In a major U-turn for the British government, Prime Minister Liz Truss said on Monday that the proposed scrapping of the 45% rate for those earning more than £150 000 pounds (R3 million) had become a “distraction”.
Kwasi Kwarteng, the new chancellor of the Exchequer or finance minister, issued a similar statement, saying: “We get it, and we have listened.”
Truss’s government unveiled its hugely controversial economic plan in a “mini-budget” on September 23. It would see the UK borrowing billions to pay for tax cuts and spending to insulate consumers from soaring energy bills.
The reaction to the plans was swift. Investors, fearing the moves would worsen inflation, dumped the pound and government bonds. In a highly unusual move, the Bank of England intervened last week to stop a financial market revolt.
The Conservative Party’s popularity has plummeted as well. In one breathtaking survey by YouGov, the Conservatives lagged 33 percentage points behind the opposition Labour Party, a gap not seen since the 1990s.
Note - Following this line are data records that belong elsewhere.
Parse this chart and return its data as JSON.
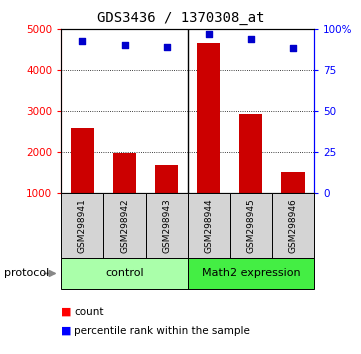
{
  "title": "GDS3436 / 1370308_at",
  "categories": [
    "GSM298941",
    "GSM298942",
    "GSM298943",
    "GSM298944",
    "GSM298945",
    "GSM298946"
  ],
  "bar_values": [
    2580,
    1970,
    1680,
    4650,
    2920,
    1510
  ],
  "scatter_values": [
    4700,
    4620,
    4560,
    4880,
    4760,
    4540
  ],
  "bar_color": "#cc0000",
  "scatter_color": "#0000cc",
  "ylim_left": [
    1000,
    5000
  ],
  "ylim_right": [
    0,
    100
  ],
  "yticks_left": [
    1000,
    2000,
    3000,
    4000,
    5000
  ],
  "ytick_labels_left": [
    "1000",
    "2000",
    "3000",
    "4000",
    "5000"
  ],
  "yticks_right": [
    0,
    25,
    50,
    75,
    100
  ],
  "ytick_labels_right": [
    "0",
    "25",
    "50",
    "75",
    "100%"
  ],
  "group_labels": [
    "control",
    "Math2 expression"
  ],
  "group_color_1": "#aaffaa",
  "group_color_2": "#44ee44",
  "protocol_label": "protocol",
  "legend_items": [
    "count",
    "percentile rank within the sample"
  ],
  "bar_width": 0.55,
  "background_color": "#ffffff",
  "plot_bg_color": "#ffffff",
  "tick_label_fontsize": 7.5,
  "title_fontsize": 10,
  "scatter_marker_size": 25
}
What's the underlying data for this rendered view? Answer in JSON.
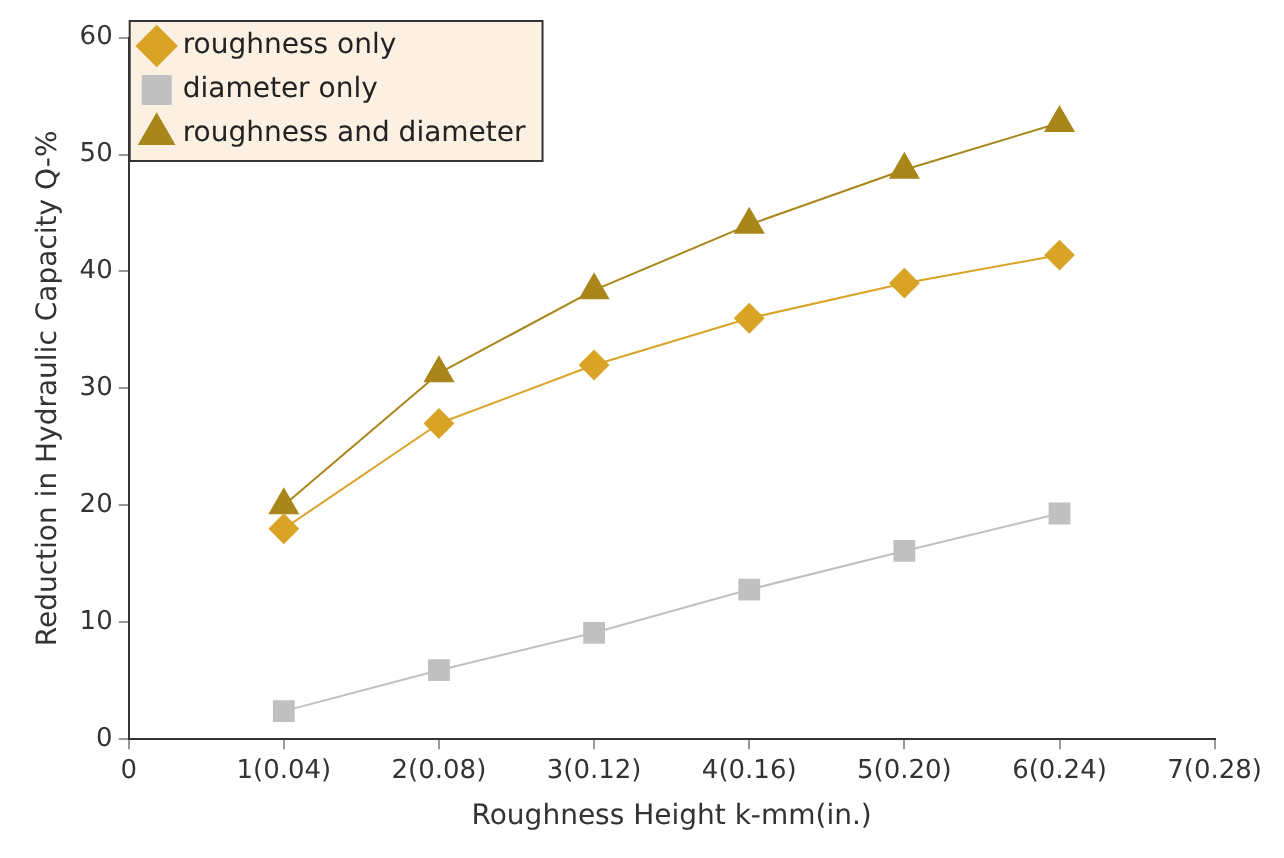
{
  "chart_data": {
    "type": "line",
    "xlabel": "Roughness Height k-mm(in.)",
    "ylabel": "Reduction in Hydraulic Capacity Q-%",
    "categories": [
      "0",
      "1(0.04)",
      "2(0.08)",
      "3(0.12)",
      "4(0.16)",
      "5(0.20)",
      "6(0.24)",
      "7(0.28)"
    ],
    "series": [
      {
        "name": "roughness only",
        "color": "#d9a326",
        "marker": "diamond",
        "values": [
          null,
          18,
          27,
          32,
          36,
          39,
          41.4,
          null
        ]
      },
      {
        "name": "diameter only",
        "color": "#c0c0c0",
        "marker": "square",
        "values": [
          null,
          2.4,
          5.9,
          9.1,
          12.8,
          16.1,
          19.3,
          null
        ]
      },
      {
        "name": "roughness and diameter",
        "color": "#a8861a",
        "marker": "triangle",
        "values": [
          null,
          20,
          31.3,
          38.4,
          44,
          48.7,
          52.7,
          null
        ]
      }
    ],
    "ylim": [
      0,
      60
    ],
    "yticks": [
      0,
      10,
      20,
      30,
      40,
      50,
      60
    ],
    "grid": false,
    "legend": "top left",
    "line_style": "solid"
  }
}
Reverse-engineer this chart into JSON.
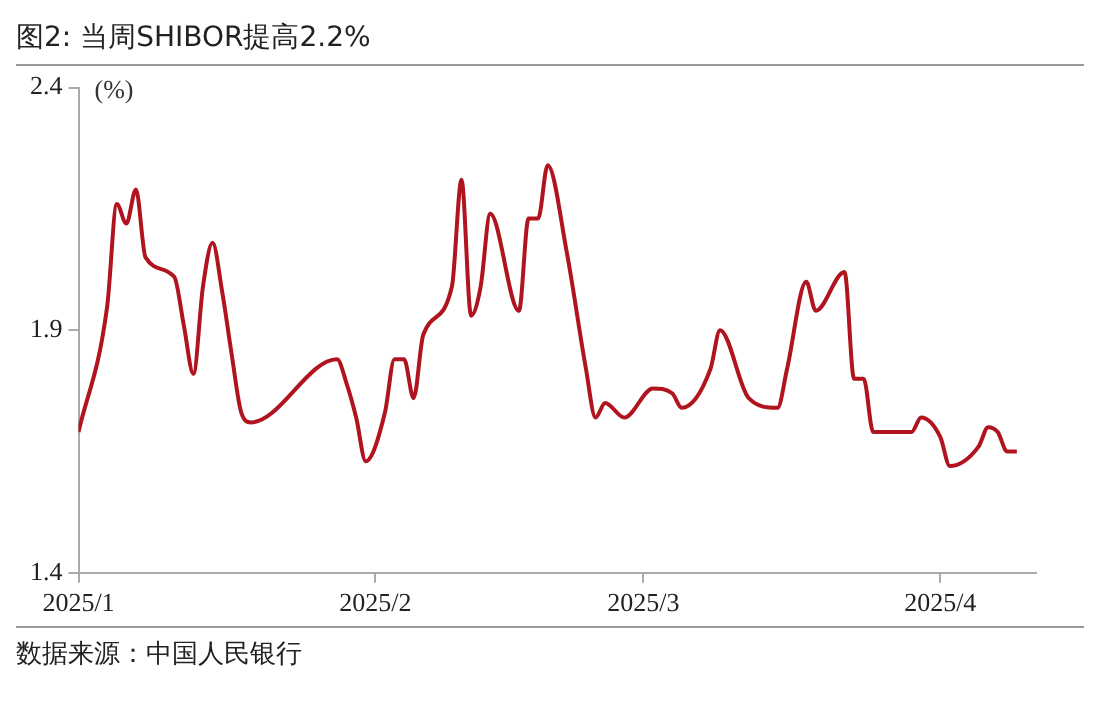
{
  "chart_data": {
    "type": "line",
    "title": "图2:  当周SHIBOR提高2.2%",
    "ylabel": "(%)",
    "annotations": [
      "数据来源：中国人民银行"
    ],
    "x": [
      "2025-01-01",
      "2025-01-04",
      "2025-01-05",
      "2025-01-06",
      "2025-01-07",
      "2025-01-08",
      "2025-01-11",
      "2025-01-12",
      "2025-01-13",
      "2025-01-14",
      "2025-01-15",
      "2025-01-16",
      "2025-01-17",
      "2025-01-18",
      "2025-01-19",
      "2025-01-28",
      "2025-01-29",
      "2025-01-30",
      "2025-01-31",
      "2025-02-02",
      "2025-02-03",
      "2025-02-04",
      "2025-02-05",
      "2025-02-06",
      "2025-02-09",
      "2025-02-10",
      "2025-02-11",
      "2025-02-12",
      "2025-02-13",
      "2025-02-16",
      "2025-02-17",
      "2025-02-18",
      "2025-02-19",
      "2025-02-21",
      "2025-02-23",
      "2025-02-24",
      "2025-02-25",
      "2025-02-27",
      "2025-03-02",
      "2025-03-04",
      "2025-03-05",
      "2025-03-08",
      "2025-03-09",
      "2025-03-12",
      "2025-03-15",
      "2025-03-16",
      "2025-03-18",
      "2025-03-19",
      "2025-03-22",
      "2025-03-23",
      "2025-03-24",
      "2025-03-25",
      "2025-03-29",
      "2025-03-30",
      "2025-04-01",
      "2025-04-02",
      "2025-04-05",
      "2025-04-06",
      "2025-04-07",
      "2025-04-08",
      "2025-04-09"
    ],
    "series": [
      {
        "color": "#b0141e",
        "values": [
          1.69,
          1.95,
          2.16,
          2.12,
          2.19,
          2.05,
          2.01,
          1.91,
          1.81,
          1.99,
          2.08,
          1.98,
          1.85,
          1.73,
          1.71,
          1.84,
          1.79,
          1.72,
          1.63,
          1.73,
          1.84,
          1.84,
          1.76,
          1.89,
          1.99,
          2.21,
          1.93,
          1.99,
          2.14,
          1.94,
          2.13,
          2.13,
          2.24,
          2.06,
          1.82,
          1.72,
          1.75,
          1.72,
          1.78,
          1.77,
          1.74,
          1.82,
          1.9,
          1.76,
          1.74,
          1.82,
          2.0,
          1.94,
          2.02,
          1.8,
          1.8,
          1.69,
          1.69,
          1.72,
          1.68,
          1.62,
          1.66,
          1.7,
          1.69,
          1.65,
          1.65
        ]
      }
    ],
    "xlim": [
      "2025-01-01",
      "2025-04-11"
    ],
    "xticks": [
      {
        "value": "2025-01-01",
        "label": "2025/1"
      },
      {
        "value": "2025-02-01",
        "label": "2025/2"
      },
      {
        "value": "2025-03-01",
        "label": "2025/3"
      },
      {
        "value": "2025-04-01",
        "label": "2025/4"
      }
    ],
    "ylim": [
      1.4,
      2.4
    ],
    "yticks": [
      1.4,
      1.9,
      2.4
    ],
    "grid": false,
    "legend": false,
    "marker": "none",
    "line_style": "solid"
  }
}
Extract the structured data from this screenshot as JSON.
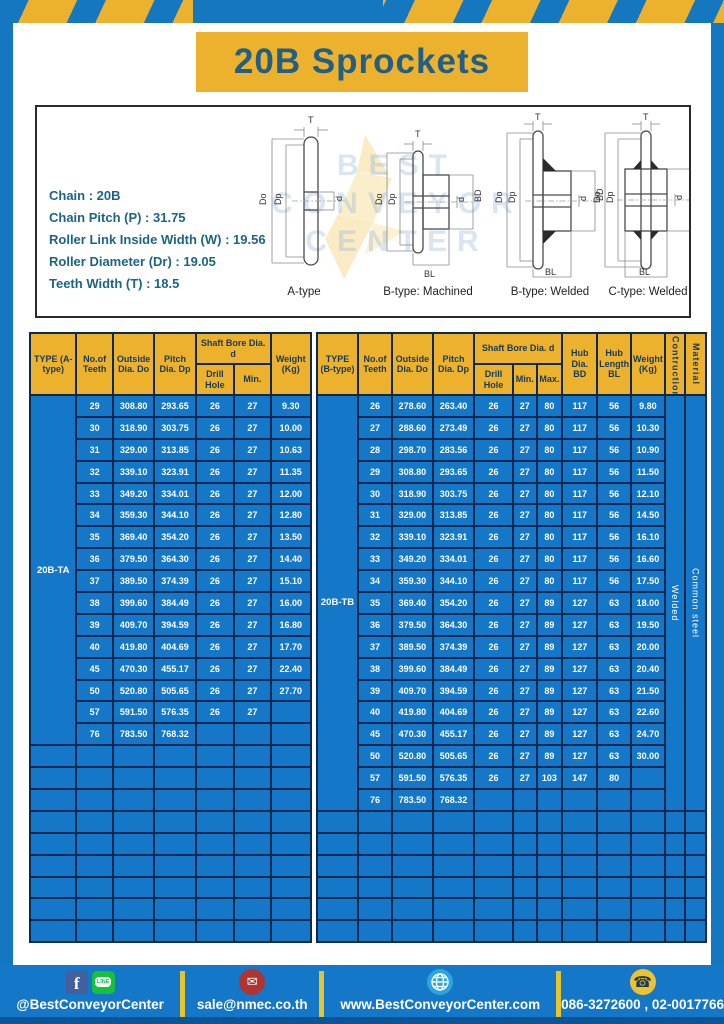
{
  "title": "20B Sprockets",
  "specs": {
    "lines": [
      "Chain  : 20B",
      "Chain Pitch (P)  :  31.75",
      "Roller Link Inside Width (W)  :  19.56",
      "Roller Diameter (Dr)  : 19.05",
      "Teeth Width (T)  :  18.5"
    ]
  },
  "diagram": {
    "types": [
      "A-type",
      "B-type: Machined",
      "B-type: Welded",
      "C-type: Welded"
    ],
    "dims": {
      "T": "T",
      "Do": "Do",
      "Dp": "Dp",
      "d": "d",
      "BD": "BD",
      "BL": "BL"
    },
    "watermark_line1": "BEST",
    "watermark_line2": "CONVEYOR",
    "watermark_line3": "CENTER"
  },
  "table_a": {
    "type_label": "20B-TA",
    "headers": {
      "type": "TYPE (A-type)",
      "teeth": "No.of Teeth",
      "outside": "Outside Dia. Do",
      "pitch": "Pitch Dia. Dp",
      "shaft_bore": "Shaft Bore Dia. d",
      "drill": "Drill Hole",
      "min": "Min.",
      "weight": "Weight (Kg)"
    },
    "rows": [
      [
        "29",
        "308.80",
        "293.65",
        "26",
        "27",
        "9.30"
      ],
      [
        "30",
        "318.90",
        "303.75",
        "26",
        "27",
        "10.00"
      ],
      [
        "31",
        "329.00",
        "313.85",
        "26",
        "27",
        "10.63"
      ],
      [
        "32",
        "339.10",
        "323.91",
        "26",
        "27",
        "11.35"
      ],
      [
        "33",
        "349.20",
        "334.01",
        "26",
        "27",
        "12.00"
      ],
      [
        "34",
        "359.30",
        "344.10",
        "26",
        "27",
        "12.80"
      ],
      [
        "35",
        "369.40",
        "354.20",
        "26",
        "27",
        "13.50"
      ],
      [
        "36",
        "379.50",
        "364.30",
        "26",
        "27",
        "14.40"
      ],
      [
        "37",
        "389.50",
        "374.39",
        "26",
        "27",
        "15.10"
      ],
      [
        "38",
        "399.60",
        "384.49",
        "26",
        "27",
        "16.00"
      ],
      [
        "39",
        "409.70",
        "394.59",
        "26",
        "27",
        "16.80"
      ],
      [
        "40",
        "419.80",
        "404.69",
        "26",
        "27",
        "17.70"
      ],
      [
        "45",
        "470.30",
        "455.17",
        "26",
        "27",
        "22.40"
      ],
      [
        "50",
        "520.80",
        "505.65",
        "26",
        "27",
        "27.70"
      ],
      [
        "57",
        "591.50",
        "576.35",
        "26",
        "27",
        ""
      ],
      [
        "76",
        "783.50",
        "768.32",
        "",
        "",
        ""
      ]
    ],
    "empty_rows": 9
  },
  "table_b": {
    "type_label": "20B-TB",
    "construction": "Welded",
    "material": "Common  steel",
    "headers": {
      "type": "TYPE (B-type)",
      "teeth": "No.of Teeth",
      "outside": "Outside Dia. Do",
      "pitch": "Pitch Dia. Dp",
      "shaft_bore": "Shaft Bore Dia. d",
      "drill": "Drill Hole",
      "min": "Min.",
      "max": "Max.",
      "hub_dia": "Hub Dia. BD",
      "hub_len": "Hub Length BL",
      "weight": "Weight (Kg)",
      "construction": "Contruction",
      "material": "Material"
    },
    "rows": [
      [
        "26",
        "278.60",
        "263.40",
        "26",
        "27",
        "80",
        "117",
        "56",
        "9.80"
      ],
      [
        "27",
        "288.60",
        "273.49",
        "26",
        "27",
        "80",
        "117",
        "56",
        "10.30"
      ],
      [
        "28",
        "298.70",
        "283.56",
        "26",
        "27",
        "80",
        "117",
        "56",
        "10.90"
      ],
      [
        "29",
        "308.80",
        "293.65",
        "26",
        "27",
        "80",
        "117",
        "56",
        "11.50"
      ],
      [
        "30",
        "318.90",
        "303.75",
        "26",
        "27",
        "80",
        "117",
        "56",
        "12.10"
      ],
      [
        "31",
        "329.00",
        "313.85",
        "26",
        "27",
        "80",
        "117",
        "56",
        "14.50"
      ],
      [
        "32",
        "339.10",
        "323.91",
        "26",
        "27",
        "80",
        "117",
        "56",
        "16.10"
      ],
      [
        "33",
        "349.20",
        "334.01",
        "26",
        "27",
        "80",
        "117",
        "56",
        "16.60"
      ],
      [
        "34",
        "359.30",
        "344.10",
        "26",
        "27",
        "80",
        "117",
        "56",
        "17.50"
      ],
      [
        "35",
        "369.40",
        "354.20",
        "26",
        "27",
        "89",
        "127",
        "63",
        "18.00"
      ],
      [
        "36",
        "379.50",
        "364.30",
        "26",
        "27",
        "89",
        "127",
        "63",
        "19.50"
      ],
      [
        "37",
        "389.50",
        "374.39",
        "26",
        "27",
        "89",
        "127",
        "63",
        "20.00"
      ],
      [
        "38",
        "399.60",
        "384.49",
        "26",
        "27",
        "89",
        "127",
        "63",
        "20.40"
      ],
      [
        "39",
        "409.70",
        "394.59",
        "26",
        "27",
        "89",
        "127",
        "63",
        "21.50"
      ],
      [
        "40",
        "419.80",
        "404.69",
        "26",
        "27",
        "89",
        "127",
        "63",
        "22.60"
      ],
      [
        "45",
        "470.30",
        "455.17",
        "26",
        "27",
        "89",
        "127",
        "63",
        "24.70"
      ],
      [
        "50",
        "520.80",
        "505.65",
        "26",
        "27",
        "89",
        "127",
        "63",
        "30.00"
      ],
      [
        "57",
        "591.50",
        "576.35",
        "26",
        "27",
        "103",
        "147",
        "80",
        ""
      ],
      [
        "76",
        "783.50",
        "768.32",
        "",
        "",
        "",
        "",
        "",
        ""
      ]
    ],
    "empty_rows": 6
  },
  "footer": {
    "social": "@BestConveyorCenter",
    "line_badge": "LINE",
    "fb_glyph": "f",
    "email": "sale@nmec.co.th",
    "website": "www.BestConveyorCenter.com",
    "phone": "086-3272600 , 02-0017766"
  },
  "colors": {
    "blue": "#1577c8",
    "yellow": "#ecb22e",
    "navy_border": "#0e2950",
    "title_text": "#235e84",
    "spec_text": "#1b6584"
  }
}
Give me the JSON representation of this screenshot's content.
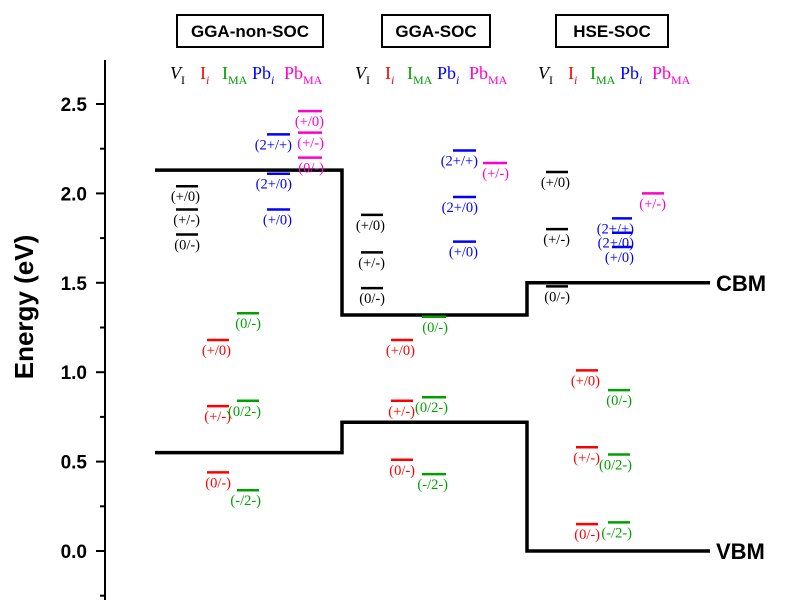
{
  "chart_data": {
    "type": "line",
    "ylabel": "Energy (eV)",
    "ylim": [
      -0.2,
      2.75
    ],
    "yticks": [
      "0.0",
      "0.5",
      "1.0",
      "1.5",
      "2.0",
      "2.5"
    ],
    "ytick_values": [
      0.0,
      0.5,
      1.0,
      1.5,
      2.0,
      2.5
    ],
    "panels": [
      "GGA-non-SOC",
      "GGA-SOC",
      "HSE-SOC"
    ],
    "legend_order": [
      "VI",
      "Ii",
      "IMA",
      "Pbi",
      "PbMA"
    ],
    "legend": {
      "VI": {
        "main": "V",
        "sub": "I",
        "italic_main": true,
        "italic_sub": false
      },
      "Ii": {
        "main": "I",
        "sub": "i",
        "italic_main": false,
        "italic_sub": true
      },
      "IMA": {
        "main": "I",
        "sub": "MA",
        "italic_main": false,
        "italic_sub": false
      },
      "Pbi": {
        "main": "Pb",
        "sub": "i",
        "italic_main": false,
        "italic_sub": true
      },
      "PbMA": {
        "main": "Pb",
        "sub": "MA",
        "italic_main": false,
        "italic_sub": false
      }
    },
    "colors": {
      "VI": "#000000",
      "Ii": "#ff0000",
      "IMA": "#00a000",
      "Pbi": "#0000ff",
      "PbMA": "#ff00cc"
    },
    "band_labels": {
      "cbm": "CBM",
      "vbm": "VBM"
    },
    "cbm": [
      2.13,
      1.32,
      1.5
    ],
    "vbm": [
      0.55,
      0.72,
      0.0
    ],
    "levels": [
      {
        "panel": 0,
        "defect": "VI",
        "label": "(+/0)",
        "e": 2.04
      },
      {
        "panel": 0,
        "defect": "VI",
        "label": "(+/-)",
        "e": 1.91
      },
      {
        "panel": 0,
        "defect": "VI",
        "label": "(0/-)",
        "e": 1.77
      },
      {
        "panel": 0,
        "defect": "Ii",
        "label": "(+/0)",
        "e": 1.18
      },
      {
        "panel": 0,
        "defect": "Ii",
        "label": "(+/-)",
        "e": 0.81
      },
      {
        "panel": 0,
        "defect": "Ii",
        "label": "(0/-)",
        "e": 0.44
      },
      {
        "panel": 0,
        "defect": "IMA",
        "label": "(0/-)",
        "e": 1.33
      },
      {
        "panel": 0,
        "defect": "IMA",
        "label": "(0/2-)",
        "e": 0.84
      },
      {
        "panel": 0,
        "defect": "IMA",
        "label": "(-/2-)",
        "e": 0.34
      },
      {
        "panel": 0,
        "defect": "Pbi",
        "label": "(2+/+)",
        "e": 2.33
      },
      {
        "panel": 0,
        "defect": "Pbi",
        "label": "(2+/0)",
        "e": 2.11
      },
      {
        "panel": 0,
        "defect": "Pbi",
        "label": "(+/0)",
        "e": 1.91
      },
      {
        "panel": 0,
        "defect": "PbMA",
        "label": "(+/0)",
        "e": 2.46
      },
      {
        "panel": 0,
        "defect": "PbMA",
        "label": "(+/-)",
        "e": 2.34
      },
      {
        "panel": 0,
        "defect": "PbMA",
        "label": "(0/-)",
        "e": 2.2
      },
      {
        "panel": 1,
        "defect": "VI",
        "label": "(+/0)",
        "e": 1.88
      },
      {
        "panel": 1,
        "defect": "VI",
        "label": "(+/-)",
        "e": 1.67
      },
      {
        "panel": 1,
        "defect": "VI",
        "label": "(0/-)",
        "e": 1.47
      },
      {
        "panel": 1,
        "defect": "Ii",
        "label": "(+/0)",
        "e": 1.18
      },
      {
        "panel": 1,
        "defect": "Ii",
        "label": "(+/-)",
        "e": 0.84
      },
      {
        "panel": 1,
        "defect": "Ii",
        "label": "(0/-)",
        "e": 0.51
      },
      {
        "panel": 1,
        "defect": "IMA",
        "label": "(0/-)",
        "e": 1.31
      },
      {
        "panel": 1,
        "defect": "IMA",
        "label": "(0/2-)",
        "e": 0.86
      },
      {
        "panel": 1,
        "defect": "IMA",
        "label": "(-/2-)",
        "e": 0.43
      },
      {
        "panel": 1,
        "defect": "Pbi",
        "label": "(2+/+)",
        "e": 2.24
      },
      {
        "panel": 1,
        "defect": "Pbi",
        "label": "(2+/0)",
        "e": 1.98
      },
      {
        "panel": 1,
        "defect": "Pbi",
        "label": "(+/0)",
        "e": 1.73
      },
      {
        "panel": 1,
        "defect": "PbMA",
        "label": "(+/-)",
        "e": 2.17
      },
      {
        "panel": 2,
        "defect": "VI",
        "label": "(+/0)",
        "e": 2.12
      },
      {
        "panel": 2,
        "defect": "VI",
        "label": "(+/-)",
        "e": 1.8
      },
      {
        "panel": 2,
        "defect": "VI",
        "label": "(0/-)",
        "e": 1.48
      },
      {
        "panel": 2,
        "defect": "Ii",
        "label": "(+/0)",
        "e": 1.01
      },
      {
        "panel": 2,
        "defect": "Ii",
        "label": "(+/-)",
        "e": 0.58
      },
      {
        "panel": 2,
        "defect": "Ii",
        "label": "(0/-)",
        "e": 0.15
      },
      {
        "panel": 2,
        "defect": "IMA",
        "label": "(0/-)",
        "e": 0.9
      },
      {
        "panel": 2,
        "defect": "IMA",
        "label": "(0/2-)",
        "e": 0.54
      },
      {
        "panel": 2,
        "defect": "IMA",
        "label": "(-/2-)",
        "e": 0.16
      },
      {
        "panel": 2,
        "defect": "Pbi",
        "label": "(2+/+)",
        "e": 1.86
      },
      {
        "panel": 2,
        "defect": "Pbi",
        "label": "(2+/0)",
        "e": 1.78
      },
      {
        "panel": 2,
        "defect": "Pbi",
        "label": "(+/0)",
        "e": 1.7
      },
      {
        "panel": 2,
        "defect": "PbMA",
        "label": "(+/-)",
        "e": 2.0
      }
    ]
  }
}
The U-turn is a huge blow to the authority of Truss, who has been in office for just under a month. As recently as Sunday morning, she said she was committed to the policy and would stick with the tax cuts. Kwarteng had been expected to defend the measures in his address to the Conservative Party’s annual conference later on Monday.
But the government faced a growing backlash from within its own ranks, with several Conservative lawmakers coming out publicly to voice their opposition to plans that offered the best paid a tax cut, while millions are facing a financial squeeze from the cost-of-living crisis.
The plans still have to be passed by Parliament and some commentators have questioned whether they would have made it through.
“I can’t support the 45p tax removal when nurses are struggling to pay their bills,” tweeted Conservative lawmaker Maria Caulfield, who served as minister of state for health in the previous government.
Michael Gove, a senior Conservative, said that unfunded tax cuts were “not Conservative”.
Asked by the BBC if he was scrapping the plans because they wouldn’t get support in Parliament, Kwarteng said: “It’s not a question of getting it through, it’s a question of actually getting people behind the measure. It’s not about parliamentary games or votes in the House of Commons.
“It’s about listening to people, listening to constituents who have expressed very strong views about this, and on balance I thought it was the right thing not to proceed,” he said.